Mitsuru believes that a few small changes to production methods – such as using clean well water instead of dirty pond water and an overall focus on hygiene – could improve the quality and taste of homebrewed rice wine enough for it to be commercially viable.
But that work will have to involve the government, which so far has shown little interest in regulating and growing the rice wine industry.
“We have thought about that, but it all takes time and money,” said Lam Khim Leng, a general department director of small-to-medium enterprises at the Ministry of Industry and Handicrafts. “We have a limited budget, and it’s based on priority and need.”
Leng said he is trying to train local authorities to keep a closer eye on rice wine producers in their communes, but they ultimately do so at their own discretion.
A contested conviction
Long Kim, 37, a former rice wine producer in the village, said he would start distilling again if the authorities would let him.
He began making rice wine under the eaves of his wooden home after working for three years at a rice wine maker in town, and says he’s careful to measure the alcohol content of his wine before taking it to sell.
“People always look for strong wine,” he said. “People complain that my wine is too weak.”
With his wife’s help, he produces one or two jugs per day and sells them for about $5 each. Their profit is minimal, but it helps them buy food and clothing. The leftover mash can also be used to feed the family’s pigs.
“It was very difficult to lose that earning,” Long said.
For the most part, the village remains mystified about whose rice wine ultimately killed so many of their family and friends.
Soon after reports of the deaths began trickling in, health officials in Kampong Chhnang sent two doctors and three investigators to the village. They tested eight rice wine samples and found that three contained toxic levels of methanol – one of them nearly 10 times the safe amount – and arrested three villagers.
But police this month couldn’t say why only Ing’s husband was ultimately tried and convicted in August of manslaughter and given a sentence of one year in prison.
Chhuon Sivin, provincial administrative chief, told Post Weekend that Ing’s husband was convicted because his rice wine had tested for double the safe level of methanol.
But Sivin said he wasn’t sure whether that wine came from Phan himself or from a seller who bought it from him. Khem Vibol, deputy district police chief, said he wasn’t sure why Phan had been charged and the other two suspects released.
“I cannot judge who is wrong and who is right,” Vibol said. “It’s the court that decides it.”

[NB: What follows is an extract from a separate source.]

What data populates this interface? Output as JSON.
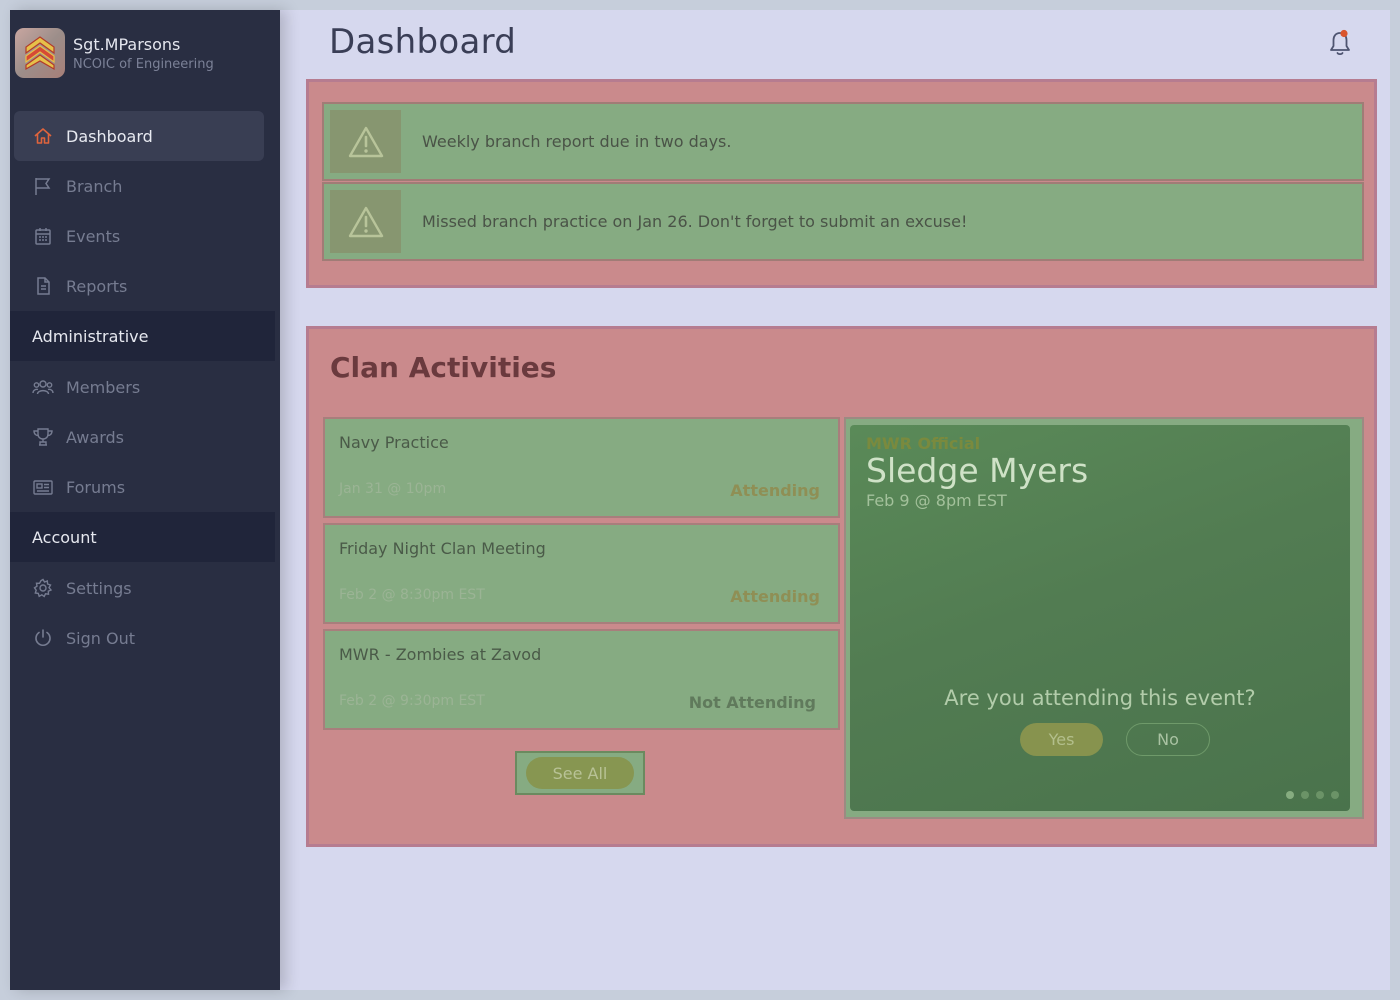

The confusion has been so widespread that family members of all 15 victims signed a letter to send to the court asking for Ing’s husband’s release.
“I don’t know what to say,” said Yen, who received $130 and 100 kilograms of rice from authorities as compensation for her husband’s death. “Many, many people died, but we don’t know what specifically about the rice wine caused it or what should be done.”
For her part, Ing insists that her husband took the charge to protect her. A lover of strong rice wine, Ing says she always takes a swig of her own stock before selling it to vendors to prove that her brew is safe.
Without her husband to plough the fields this year, the family has missed the rice harvest and she has since moved in with in-laws for food and shelter.
But despite her financial situation, she won’t go back to rice wine.
“I don’t want to go back to that business anymore,” she said. “I have no more courage to do it.”